Pour dénoncer les récents abus de la police anti-émeute québécoise*, majoritairement acquise à la cause de la défense des intérêts capitalistes, colonialistes et fédéralistes hostiles au peuple québécois, nul besoin d’être étudiant et encore moins d’être anarchiste. Il suffit d’être un citoyen qui se sent concerné par l’injustice qui est infligée aux jeunes québécois par le gouvernement libéral et ses mercenaires, payés grassement à même nos taxes et celles des étudiants pour intimider ces derniers et leur envoyer des grenades au visage !

*Tout comme les plus anciens, comme ces policiers baveux qui volent littéralement des drapeaux québécois dans des marches indépendantistes avant d’aller jeter le drapeau national du Québec aux poubelles, devant les manifestants, dans le but évident d’essayer de provoquer une réaction qui justifierait ensuite une charge de l’anti-émeute.

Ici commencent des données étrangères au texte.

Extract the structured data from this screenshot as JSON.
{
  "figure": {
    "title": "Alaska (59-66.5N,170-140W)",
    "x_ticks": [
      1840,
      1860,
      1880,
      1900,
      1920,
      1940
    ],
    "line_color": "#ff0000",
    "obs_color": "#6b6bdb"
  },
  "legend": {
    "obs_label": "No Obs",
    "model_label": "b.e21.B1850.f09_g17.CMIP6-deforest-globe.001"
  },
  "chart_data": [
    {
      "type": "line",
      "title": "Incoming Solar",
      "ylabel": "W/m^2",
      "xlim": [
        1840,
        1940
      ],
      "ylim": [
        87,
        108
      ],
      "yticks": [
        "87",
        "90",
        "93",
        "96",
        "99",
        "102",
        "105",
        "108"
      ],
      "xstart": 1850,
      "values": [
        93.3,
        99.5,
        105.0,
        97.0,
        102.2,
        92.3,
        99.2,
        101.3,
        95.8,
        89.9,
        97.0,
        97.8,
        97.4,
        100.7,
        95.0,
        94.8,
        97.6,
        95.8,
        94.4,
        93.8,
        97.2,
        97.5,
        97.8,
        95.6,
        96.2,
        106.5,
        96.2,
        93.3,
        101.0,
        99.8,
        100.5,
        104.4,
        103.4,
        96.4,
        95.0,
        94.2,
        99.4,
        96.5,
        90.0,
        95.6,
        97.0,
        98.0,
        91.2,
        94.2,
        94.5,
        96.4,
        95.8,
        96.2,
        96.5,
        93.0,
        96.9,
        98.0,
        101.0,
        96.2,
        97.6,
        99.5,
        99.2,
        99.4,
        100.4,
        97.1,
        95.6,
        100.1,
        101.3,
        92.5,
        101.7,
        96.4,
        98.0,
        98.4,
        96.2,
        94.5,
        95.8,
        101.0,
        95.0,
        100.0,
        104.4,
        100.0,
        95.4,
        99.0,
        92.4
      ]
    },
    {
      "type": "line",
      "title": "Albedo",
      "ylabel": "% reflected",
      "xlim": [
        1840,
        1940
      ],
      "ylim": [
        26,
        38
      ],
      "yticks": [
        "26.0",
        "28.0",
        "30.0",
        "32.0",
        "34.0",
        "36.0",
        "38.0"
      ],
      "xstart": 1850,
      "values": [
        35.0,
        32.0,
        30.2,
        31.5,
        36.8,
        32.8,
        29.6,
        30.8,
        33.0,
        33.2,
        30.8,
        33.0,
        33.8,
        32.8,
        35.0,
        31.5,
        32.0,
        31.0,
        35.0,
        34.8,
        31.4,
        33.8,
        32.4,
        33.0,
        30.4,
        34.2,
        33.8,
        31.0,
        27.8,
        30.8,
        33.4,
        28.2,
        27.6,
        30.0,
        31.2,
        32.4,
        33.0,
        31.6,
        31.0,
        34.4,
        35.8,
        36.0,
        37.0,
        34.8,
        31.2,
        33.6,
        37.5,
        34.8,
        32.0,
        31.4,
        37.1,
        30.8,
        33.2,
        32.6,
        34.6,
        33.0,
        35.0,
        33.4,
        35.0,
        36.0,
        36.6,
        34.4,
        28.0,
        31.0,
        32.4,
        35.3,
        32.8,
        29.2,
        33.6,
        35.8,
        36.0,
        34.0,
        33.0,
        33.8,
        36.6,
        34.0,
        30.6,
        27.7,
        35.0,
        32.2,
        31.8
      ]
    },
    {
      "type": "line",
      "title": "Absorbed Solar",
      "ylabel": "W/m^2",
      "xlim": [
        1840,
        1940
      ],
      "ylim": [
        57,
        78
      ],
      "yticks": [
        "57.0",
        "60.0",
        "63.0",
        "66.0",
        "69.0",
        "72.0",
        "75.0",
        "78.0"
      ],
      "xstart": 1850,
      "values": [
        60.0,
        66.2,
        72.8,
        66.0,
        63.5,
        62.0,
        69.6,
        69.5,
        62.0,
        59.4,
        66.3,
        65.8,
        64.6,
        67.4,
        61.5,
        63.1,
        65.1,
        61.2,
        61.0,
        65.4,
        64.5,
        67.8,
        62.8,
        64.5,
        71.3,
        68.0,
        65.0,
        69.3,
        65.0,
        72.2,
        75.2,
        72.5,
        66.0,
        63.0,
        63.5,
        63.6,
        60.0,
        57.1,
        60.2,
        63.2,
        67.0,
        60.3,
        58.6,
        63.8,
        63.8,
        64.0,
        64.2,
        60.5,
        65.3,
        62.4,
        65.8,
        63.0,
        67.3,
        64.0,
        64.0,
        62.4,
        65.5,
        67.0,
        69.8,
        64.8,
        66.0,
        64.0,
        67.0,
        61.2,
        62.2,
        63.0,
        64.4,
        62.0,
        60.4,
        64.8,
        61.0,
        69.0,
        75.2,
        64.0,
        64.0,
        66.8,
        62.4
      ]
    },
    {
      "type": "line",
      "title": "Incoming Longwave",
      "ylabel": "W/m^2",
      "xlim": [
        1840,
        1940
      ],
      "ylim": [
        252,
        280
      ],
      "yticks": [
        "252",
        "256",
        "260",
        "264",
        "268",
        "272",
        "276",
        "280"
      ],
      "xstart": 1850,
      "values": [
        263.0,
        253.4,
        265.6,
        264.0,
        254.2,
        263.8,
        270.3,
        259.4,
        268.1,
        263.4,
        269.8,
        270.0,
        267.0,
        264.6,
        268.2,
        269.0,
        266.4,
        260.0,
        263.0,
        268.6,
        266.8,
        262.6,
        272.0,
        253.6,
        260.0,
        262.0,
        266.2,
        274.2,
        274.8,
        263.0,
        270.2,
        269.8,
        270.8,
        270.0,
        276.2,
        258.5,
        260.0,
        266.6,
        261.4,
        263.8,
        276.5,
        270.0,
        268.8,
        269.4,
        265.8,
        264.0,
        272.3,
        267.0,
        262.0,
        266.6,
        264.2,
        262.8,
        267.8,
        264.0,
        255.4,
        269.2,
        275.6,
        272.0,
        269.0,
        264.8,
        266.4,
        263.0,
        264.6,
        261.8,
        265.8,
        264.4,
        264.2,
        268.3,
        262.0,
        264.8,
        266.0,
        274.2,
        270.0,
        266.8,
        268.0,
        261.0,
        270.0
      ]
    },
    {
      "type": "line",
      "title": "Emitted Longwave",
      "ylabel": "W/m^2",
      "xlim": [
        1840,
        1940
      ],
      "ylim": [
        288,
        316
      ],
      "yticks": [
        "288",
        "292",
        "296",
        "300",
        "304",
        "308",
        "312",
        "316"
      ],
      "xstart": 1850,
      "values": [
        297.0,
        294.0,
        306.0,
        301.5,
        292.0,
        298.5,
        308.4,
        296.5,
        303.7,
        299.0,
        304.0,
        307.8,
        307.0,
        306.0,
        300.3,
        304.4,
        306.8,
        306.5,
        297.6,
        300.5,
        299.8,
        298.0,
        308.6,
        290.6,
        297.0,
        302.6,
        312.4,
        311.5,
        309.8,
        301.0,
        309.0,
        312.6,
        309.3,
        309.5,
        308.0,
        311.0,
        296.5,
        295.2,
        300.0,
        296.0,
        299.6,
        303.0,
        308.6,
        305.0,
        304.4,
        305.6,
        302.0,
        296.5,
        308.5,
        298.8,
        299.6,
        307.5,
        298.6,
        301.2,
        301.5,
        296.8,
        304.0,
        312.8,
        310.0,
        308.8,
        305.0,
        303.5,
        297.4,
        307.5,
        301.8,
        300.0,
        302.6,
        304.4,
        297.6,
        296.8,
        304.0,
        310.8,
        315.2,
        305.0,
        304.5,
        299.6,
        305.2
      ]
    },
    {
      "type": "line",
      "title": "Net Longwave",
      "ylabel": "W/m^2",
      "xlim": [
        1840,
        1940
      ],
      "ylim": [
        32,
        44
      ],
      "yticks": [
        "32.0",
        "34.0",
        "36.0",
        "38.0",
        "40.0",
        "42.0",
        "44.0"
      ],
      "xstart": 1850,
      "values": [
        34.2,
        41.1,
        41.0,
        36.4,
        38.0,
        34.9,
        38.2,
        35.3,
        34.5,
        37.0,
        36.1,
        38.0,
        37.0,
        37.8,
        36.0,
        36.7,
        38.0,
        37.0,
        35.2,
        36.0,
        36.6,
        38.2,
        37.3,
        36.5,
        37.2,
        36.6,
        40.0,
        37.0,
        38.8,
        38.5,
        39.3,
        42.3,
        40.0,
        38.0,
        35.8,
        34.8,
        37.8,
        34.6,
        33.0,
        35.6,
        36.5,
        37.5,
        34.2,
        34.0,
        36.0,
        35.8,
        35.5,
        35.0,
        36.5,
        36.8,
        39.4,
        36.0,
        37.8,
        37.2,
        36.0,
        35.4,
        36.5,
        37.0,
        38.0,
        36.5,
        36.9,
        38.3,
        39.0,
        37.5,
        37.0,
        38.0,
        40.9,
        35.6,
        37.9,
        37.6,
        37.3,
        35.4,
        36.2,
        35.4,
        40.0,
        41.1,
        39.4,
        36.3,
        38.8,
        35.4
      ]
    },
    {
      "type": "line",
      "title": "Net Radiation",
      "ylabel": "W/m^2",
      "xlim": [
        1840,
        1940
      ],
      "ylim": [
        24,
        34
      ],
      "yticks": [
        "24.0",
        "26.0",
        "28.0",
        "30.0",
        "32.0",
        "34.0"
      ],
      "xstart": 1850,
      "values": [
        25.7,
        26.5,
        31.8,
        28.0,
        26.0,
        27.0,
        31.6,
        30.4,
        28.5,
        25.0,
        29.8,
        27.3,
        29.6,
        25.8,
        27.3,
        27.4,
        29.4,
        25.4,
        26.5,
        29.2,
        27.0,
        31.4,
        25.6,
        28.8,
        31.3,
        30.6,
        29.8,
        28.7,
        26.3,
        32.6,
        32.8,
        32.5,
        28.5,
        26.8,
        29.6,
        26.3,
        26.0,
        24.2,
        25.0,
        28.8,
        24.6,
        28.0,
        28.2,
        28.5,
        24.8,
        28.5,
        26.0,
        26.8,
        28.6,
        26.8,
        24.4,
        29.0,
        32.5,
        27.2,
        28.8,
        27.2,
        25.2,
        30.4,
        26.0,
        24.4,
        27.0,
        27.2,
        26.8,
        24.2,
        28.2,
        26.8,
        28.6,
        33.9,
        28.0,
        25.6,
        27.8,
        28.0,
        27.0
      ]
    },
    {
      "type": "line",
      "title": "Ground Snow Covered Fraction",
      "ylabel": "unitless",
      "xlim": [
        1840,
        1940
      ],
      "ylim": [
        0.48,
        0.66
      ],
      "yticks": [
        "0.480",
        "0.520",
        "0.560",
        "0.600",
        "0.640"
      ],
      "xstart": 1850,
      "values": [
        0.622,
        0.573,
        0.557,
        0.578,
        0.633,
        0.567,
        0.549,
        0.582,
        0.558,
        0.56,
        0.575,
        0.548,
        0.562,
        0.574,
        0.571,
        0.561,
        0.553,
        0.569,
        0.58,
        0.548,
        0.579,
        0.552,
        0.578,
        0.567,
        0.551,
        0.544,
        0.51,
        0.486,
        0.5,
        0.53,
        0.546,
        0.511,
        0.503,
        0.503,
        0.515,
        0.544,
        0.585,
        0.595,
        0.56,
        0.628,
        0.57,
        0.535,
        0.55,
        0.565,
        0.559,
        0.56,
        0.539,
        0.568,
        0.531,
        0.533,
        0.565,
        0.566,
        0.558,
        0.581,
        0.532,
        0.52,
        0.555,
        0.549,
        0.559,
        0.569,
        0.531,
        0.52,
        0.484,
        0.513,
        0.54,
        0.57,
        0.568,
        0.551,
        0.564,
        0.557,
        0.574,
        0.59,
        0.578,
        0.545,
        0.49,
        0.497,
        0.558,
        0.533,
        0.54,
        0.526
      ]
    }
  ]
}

Un gouvernement financièrement responsable n’aurait pas à chercher bien loin pour faire des coupes budgétaires efficaces sans serrer la ceinture de la classe moyenne et des classes les plus vulnérables de la société : un gouvernement de gauche indépendantiste n’aurait qu’à couper drastiquement dans le budget des escouades « anti-émeute » du Québec. Pensez-y : il y aurait des dizaines de millions de dollars en économies que l’on pourrait se faire en abolissant ce faux service qui n’est en réalité rien de plus qu’un choix de carrière légal pour les brutes, les traitres et autres parasites nuisibles de la société. Un gouvernement réellement démocratique n’a pas besoin de gros bras pour intimider et agresser ses citoyens opposants. Il débat avec eux.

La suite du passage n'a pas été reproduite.